Create a Keyframe for the Transform Effect
If the timeline isn't visible on the Properties panel, click the Show Keyframes button. Position the CTI to a point on the Properties timeline about a half-second before the Fade Out begins.
Click the triangle to the left of the Transform listing on the Properties panel to reveal the effect's control panel. Without changing any settings, click the stopwatch icon to the right of the Transform listing. A column of keyframe diamonds is created next to the Transform controls at the CTI's position on the Properties timeline. At this point, the settings for these keyframe points show no effect from the Transform effect.

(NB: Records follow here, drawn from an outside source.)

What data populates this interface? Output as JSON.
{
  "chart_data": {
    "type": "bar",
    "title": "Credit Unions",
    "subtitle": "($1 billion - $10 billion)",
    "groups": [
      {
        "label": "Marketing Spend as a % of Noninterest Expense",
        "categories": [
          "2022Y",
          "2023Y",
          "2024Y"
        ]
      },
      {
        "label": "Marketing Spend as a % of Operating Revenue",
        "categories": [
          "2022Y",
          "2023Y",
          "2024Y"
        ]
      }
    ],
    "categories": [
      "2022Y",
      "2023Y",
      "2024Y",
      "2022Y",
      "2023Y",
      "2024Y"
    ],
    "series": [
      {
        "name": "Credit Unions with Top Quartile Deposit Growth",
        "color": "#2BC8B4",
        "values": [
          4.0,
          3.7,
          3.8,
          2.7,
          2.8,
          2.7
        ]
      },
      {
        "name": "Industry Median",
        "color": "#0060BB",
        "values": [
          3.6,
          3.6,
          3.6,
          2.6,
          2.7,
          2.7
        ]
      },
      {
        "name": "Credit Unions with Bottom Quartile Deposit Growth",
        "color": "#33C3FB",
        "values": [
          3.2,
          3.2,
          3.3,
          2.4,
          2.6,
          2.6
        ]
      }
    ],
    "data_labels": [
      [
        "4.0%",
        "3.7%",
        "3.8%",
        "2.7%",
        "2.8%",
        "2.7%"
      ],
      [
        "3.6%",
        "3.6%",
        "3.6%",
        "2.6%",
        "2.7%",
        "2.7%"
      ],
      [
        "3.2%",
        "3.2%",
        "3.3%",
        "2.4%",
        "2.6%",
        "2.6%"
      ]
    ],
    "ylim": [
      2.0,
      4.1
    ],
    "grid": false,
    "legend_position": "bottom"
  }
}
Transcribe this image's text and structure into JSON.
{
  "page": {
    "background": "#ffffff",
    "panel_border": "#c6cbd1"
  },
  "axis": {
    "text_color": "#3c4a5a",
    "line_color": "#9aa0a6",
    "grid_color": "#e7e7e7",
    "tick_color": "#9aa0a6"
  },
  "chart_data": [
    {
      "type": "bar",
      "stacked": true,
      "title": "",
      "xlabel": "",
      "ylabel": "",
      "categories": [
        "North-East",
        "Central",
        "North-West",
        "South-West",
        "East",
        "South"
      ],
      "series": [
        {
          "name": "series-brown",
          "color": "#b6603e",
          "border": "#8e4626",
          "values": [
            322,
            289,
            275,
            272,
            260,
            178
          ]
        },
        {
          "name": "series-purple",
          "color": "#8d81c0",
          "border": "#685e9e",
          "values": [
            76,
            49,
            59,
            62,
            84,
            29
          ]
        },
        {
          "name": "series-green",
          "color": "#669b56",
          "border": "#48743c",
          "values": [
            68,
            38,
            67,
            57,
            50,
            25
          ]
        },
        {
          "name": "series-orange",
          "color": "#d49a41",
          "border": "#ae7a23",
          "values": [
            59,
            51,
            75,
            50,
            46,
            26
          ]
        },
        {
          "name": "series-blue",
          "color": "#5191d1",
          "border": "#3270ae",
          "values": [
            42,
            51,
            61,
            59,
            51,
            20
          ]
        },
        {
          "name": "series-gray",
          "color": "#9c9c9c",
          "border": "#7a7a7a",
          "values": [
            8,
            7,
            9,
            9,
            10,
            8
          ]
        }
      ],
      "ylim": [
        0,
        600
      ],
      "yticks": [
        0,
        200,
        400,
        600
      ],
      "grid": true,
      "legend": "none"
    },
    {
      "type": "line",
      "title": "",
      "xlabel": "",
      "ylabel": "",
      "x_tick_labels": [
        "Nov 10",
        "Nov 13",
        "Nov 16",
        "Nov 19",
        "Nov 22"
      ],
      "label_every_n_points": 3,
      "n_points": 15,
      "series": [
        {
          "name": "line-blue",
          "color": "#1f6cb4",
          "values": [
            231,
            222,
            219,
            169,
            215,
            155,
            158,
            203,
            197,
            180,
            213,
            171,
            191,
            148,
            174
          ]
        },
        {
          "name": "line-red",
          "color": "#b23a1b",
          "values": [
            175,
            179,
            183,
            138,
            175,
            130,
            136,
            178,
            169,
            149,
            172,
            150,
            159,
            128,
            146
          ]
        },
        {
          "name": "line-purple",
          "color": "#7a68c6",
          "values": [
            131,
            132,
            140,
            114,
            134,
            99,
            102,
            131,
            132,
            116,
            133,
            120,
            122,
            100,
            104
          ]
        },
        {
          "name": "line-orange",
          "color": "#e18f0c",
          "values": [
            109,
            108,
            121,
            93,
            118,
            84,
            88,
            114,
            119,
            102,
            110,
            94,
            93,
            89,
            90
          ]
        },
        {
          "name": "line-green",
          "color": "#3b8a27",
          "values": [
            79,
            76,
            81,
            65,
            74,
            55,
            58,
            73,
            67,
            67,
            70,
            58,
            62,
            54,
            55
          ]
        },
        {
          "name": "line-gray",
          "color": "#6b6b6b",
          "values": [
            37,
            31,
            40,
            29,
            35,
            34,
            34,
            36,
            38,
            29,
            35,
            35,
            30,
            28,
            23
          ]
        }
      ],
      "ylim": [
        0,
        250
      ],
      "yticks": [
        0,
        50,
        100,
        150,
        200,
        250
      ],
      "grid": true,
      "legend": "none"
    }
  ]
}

Create the Morph Keyframes
Position the CTI about halfway through the Fade Out effect you created in step 4 (watch the Monitor to judge the position at which the Fade Out effect is about midway). This should allow you to see a double exposure of both the painting and the frame grab clips.
Change the Transform settings for Scale Height and Scale Widthand the settings for Position, if necessaryto transform the frame grab clip so the images in it line up as much as possible with the related images in the painting clip. Change the Transform settings either by typing in new coordinates or by mousing over each coordinate until the scroll icon appears and then clicking and dragging over the numbers to raise or lower them.
As you change each of these settings, new keyframes are automatically created at the CTI's current position.
In my example, I'm lining up the couple celebrating their fiftieth anniversary with the painting of them on their wedding day.
Reposition the Morph Keyframes
When you finish creating the morph keyframes in the Transform effect, position the keyframe points in the Properties panel timeline almost directly under the first Fade Out keyframe.
Render the sequence by pressing Enter to preview the movie's final appearance. Premiere Elements automatically animates the transformation of the frame grab screen image between the two sets of Transform keyframes to make it appear that the frame grab clip is changing shape to morph into the painting clip.
When the sequence is played back, the original video clip gives way to a freeze frame taken from the original clip, which morphs and then dissolves into the painting clip.